CBS announcers Raftery and Visser were over at the Marriott; Walton was the 7-footer in the seat next to Boylan in section 110 at the Charlotte Coliseum on Saturday night; and Gary Williams bought Boylan's wife, Molly, a lemonade there. Boylan said the Maryland coach could take it out of the Greyhounds' guarantee for next season's game at Cole Field House.


You've heard of power breakfasts. Boylan had a power Easter Sunday service at St. Peter's Church, where a Jesuit said the Mass.

He sat down next to Phil Knight, and the Nike chief executive was the only person who didn't ask Boylan about the opening. The overflow had Florida State coach Pat Kennedy standing in the aisle a few feet away. The Meyers of DePaul, Ray and Joey, were in the pew in front.

In the pew in front of them was Prosser, whose year and a day at Loyola made the Greyhounds a player in Division I, and whose departure made Boylan a popular man here. Boylan isn't naming names, but assistants from major powers are interested, as are some head coaches from lesser-known schools.
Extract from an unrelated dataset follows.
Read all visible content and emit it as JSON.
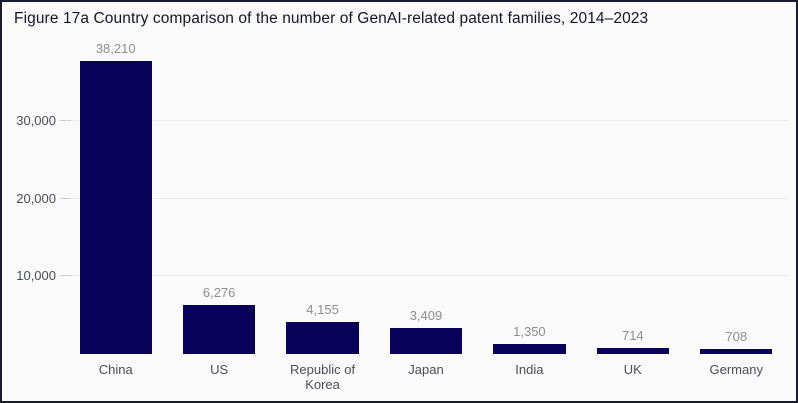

"I've already heard from 12 to 15 guys who are interested," Boylan said. "Skip changed the parameters at Loyola. When you have a program that's struggling, there are always questions about whether or not you're serious about basketball. Now that 'if' is gone."

Prosser's successor will be Loyola's fourth coach in 15 months. Boylan served as interim coach after the resignation of Tom Schneider in January 1993. The hiring of Prosser was a methodical process that lasted more than two months, but with a recruiting period opening tomorrow, Loyola has to move fast.

"The last time we had plenty of time to do it," Boylan said. "This time, we want to be quick, but not hurried. Just like you play the game."